Las viejas lámparas fluorescentes usadas en las escuelas y los centros de cuidado infantil pueden ser perjudiciales para los estudiantes y los empleados. En 1979, Estados Unidos finalmente tomó medidas contra los peligros de los bifenilos policlorados (PCB), prohibiendo su uso en la manufactura de productos.
El gimnasio de la escuela secundaria Reardan cambió sus lámparas con ayuda del programa de reemplazo de productos de Ecología. El programa cubrió los gastos de reemplazo, incluida la disposición adecuada de las luces viejas.
Washington ha trabajado desde entonces para identificar y eliminar los PCB todavía presentes en los edificios públicos, incluidas estas viejas lámparas fluorescentes que siguen siendo comunes en las escuelas y los centros de cuidado infantil. El uso de estas aumenta el riesgo de exposición para los estudiantes y empleados de las escuelas.

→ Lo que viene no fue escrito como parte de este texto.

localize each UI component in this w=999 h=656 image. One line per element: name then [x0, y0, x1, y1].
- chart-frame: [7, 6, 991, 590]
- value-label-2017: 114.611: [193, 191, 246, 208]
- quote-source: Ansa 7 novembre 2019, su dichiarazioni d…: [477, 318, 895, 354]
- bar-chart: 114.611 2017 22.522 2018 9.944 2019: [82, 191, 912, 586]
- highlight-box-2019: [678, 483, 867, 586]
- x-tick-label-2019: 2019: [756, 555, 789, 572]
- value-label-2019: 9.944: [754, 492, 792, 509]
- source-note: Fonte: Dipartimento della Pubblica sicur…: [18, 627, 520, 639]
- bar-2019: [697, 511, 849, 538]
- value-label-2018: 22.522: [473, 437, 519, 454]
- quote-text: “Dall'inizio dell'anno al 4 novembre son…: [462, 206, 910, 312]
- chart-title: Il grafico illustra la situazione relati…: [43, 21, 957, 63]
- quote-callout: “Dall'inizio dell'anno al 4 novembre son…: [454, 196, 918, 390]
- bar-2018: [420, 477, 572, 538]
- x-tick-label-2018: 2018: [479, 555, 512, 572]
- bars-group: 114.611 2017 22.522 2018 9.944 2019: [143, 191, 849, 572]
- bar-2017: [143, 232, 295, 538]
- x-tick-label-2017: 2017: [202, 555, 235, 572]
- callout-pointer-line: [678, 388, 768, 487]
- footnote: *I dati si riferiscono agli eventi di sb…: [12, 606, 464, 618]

Nosotros ayudamos a las escuelas a cambiar estas lámparas fluorescentes por luces más modernas y energéticamente eficientes usando fondos del presupuesto de capital de la Legislatura. Este proyecto de reemplazo de productos ayuda a cubrir los siguientes costos: inspección, luces de reemplazo y la disposición adecuada de las lámparas viejas mediante un transportista autorizado de residuos peligrosos.
“Ayudamos al Distrito Escolar de Reardan-Edwall a hacer la transición a luces más seguras”, dijo Sean Smith, quien dirige el trabajo de Ecología para implementar el programa de reemplazo de productos. “En ese proyecto encontramos y retiramos de manera segura 30 balastos. Queremos ayudar a más instalaciones a hacer el cambio”.

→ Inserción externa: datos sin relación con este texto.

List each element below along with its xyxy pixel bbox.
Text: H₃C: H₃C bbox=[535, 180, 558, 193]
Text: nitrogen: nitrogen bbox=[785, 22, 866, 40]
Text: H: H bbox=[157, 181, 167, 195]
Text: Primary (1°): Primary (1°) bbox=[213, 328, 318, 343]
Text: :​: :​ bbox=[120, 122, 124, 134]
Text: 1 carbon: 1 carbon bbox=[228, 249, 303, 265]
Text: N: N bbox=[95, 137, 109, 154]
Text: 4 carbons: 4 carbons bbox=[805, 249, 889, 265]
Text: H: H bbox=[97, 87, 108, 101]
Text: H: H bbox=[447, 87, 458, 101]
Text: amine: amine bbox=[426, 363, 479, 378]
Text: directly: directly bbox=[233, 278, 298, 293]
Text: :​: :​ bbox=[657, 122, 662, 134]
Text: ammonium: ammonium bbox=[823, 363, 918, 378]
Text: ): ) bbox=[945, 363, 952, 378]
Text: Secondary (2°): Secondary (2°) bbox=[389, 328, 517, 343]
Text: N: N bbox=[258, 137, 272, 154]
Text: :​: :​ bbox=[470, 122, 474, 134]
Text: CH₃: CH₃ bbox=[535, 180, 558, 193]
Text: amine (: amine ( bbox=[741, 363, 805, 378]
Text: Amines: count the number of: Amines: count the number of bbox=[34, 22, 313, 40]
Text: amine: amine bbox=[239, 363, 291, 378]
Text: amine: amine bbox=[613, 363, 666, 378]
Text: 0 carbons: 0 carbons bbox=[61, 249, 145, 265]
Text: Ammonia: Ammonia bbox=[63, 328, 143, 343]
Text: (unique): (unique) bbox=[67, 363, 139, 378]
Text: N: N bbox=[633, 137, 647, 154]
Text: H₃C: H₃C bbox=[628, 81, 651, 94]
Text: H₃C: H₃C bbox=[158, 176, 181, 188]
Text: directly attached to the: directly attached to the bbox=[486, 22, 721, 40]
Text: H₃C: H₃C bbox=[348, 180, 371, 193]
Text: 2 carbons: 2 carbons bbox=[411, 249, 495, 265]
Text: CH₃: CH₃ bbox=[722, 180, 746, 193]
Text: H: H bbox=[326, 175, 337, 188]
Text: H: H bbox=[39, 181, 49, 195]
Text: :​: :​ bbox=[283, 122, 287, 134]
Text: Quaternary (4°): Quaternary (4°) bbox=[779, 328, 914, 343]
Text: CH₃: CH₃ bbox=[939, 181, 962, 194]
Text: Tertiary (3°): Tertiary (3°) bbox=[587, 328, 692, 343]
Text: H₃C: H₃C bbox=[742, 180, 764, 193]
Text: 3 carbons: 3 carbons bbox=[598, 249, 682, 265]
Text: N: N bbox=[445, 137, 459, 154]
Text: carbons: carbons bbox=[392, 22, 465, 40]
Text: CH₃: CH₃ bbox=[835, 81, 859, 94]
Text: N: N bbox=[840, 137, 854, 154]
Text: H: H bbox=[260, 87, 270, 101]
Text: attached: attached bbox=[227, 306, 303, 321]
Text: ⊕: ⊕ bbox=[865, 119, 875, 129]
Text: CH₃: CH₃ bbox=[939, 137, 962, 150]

El lado no tan brillante de las luces viejas
La exposición a PCB es perjudicial para la salud humana y el medio ambiente. Entre 1950 y 1980 los PCB se usaron frecuentemente en lámparas fluorescentes, y podría estar presente en el líquido almacenado dentro de los capacitores y la carcasa del balasto.
Las luces fluorescentes antiguas contienen balastos envejecidos que miden alrededor de 6 pulgadas. Estos balastos obsoletos pueden contener PCB en su interior.
Los balastos son componentes internos, de forma rectangular, que controlan la corriente hacia el tubo en las lámparas fluorescentes. Son una parte importante del diseño de estas lámparas, pero es una forma anticuada y peligrosa de construir lámparas, ya que existen opciones más modernas y seguras. Con el tiempo, los balastos pueden liberar niveles bajos de PCB; y si presentan fugas, pueden ser aún más peligrosos. Los PCB persisten en el medio ambiente durante mucho tiempo y pueden causar cáncer, problemas del sistema inmunitario y nervioso, y afectar el crecimiento y el desarrollo.
Cómo solicitar asistencia
Nuestro programa puede reembolsar a escuelas y centros de cuidado infantil hasta $20,000 por proyectos aprobados de reemplazo de luces. Esto incluye identificar si las escuelas tienen estos balastos peligrosos.
Las escuelas que quieran cambiar a luces más segura pueden:
- Enviar un correo electrónico directamente a la coordinadora del proyecto de Ecología escribiendo a kimi.matsushima@ecy.wa.gov.
- Obtener más información (en inglés) sobre nuestro proyecto de reemplazo de lámparas que contienen PCB.
Cambiar a iluminación LED más nueva y eficiente ahorra energía y ayuda a mejorar la salud de tu escuela y el medio ambiente.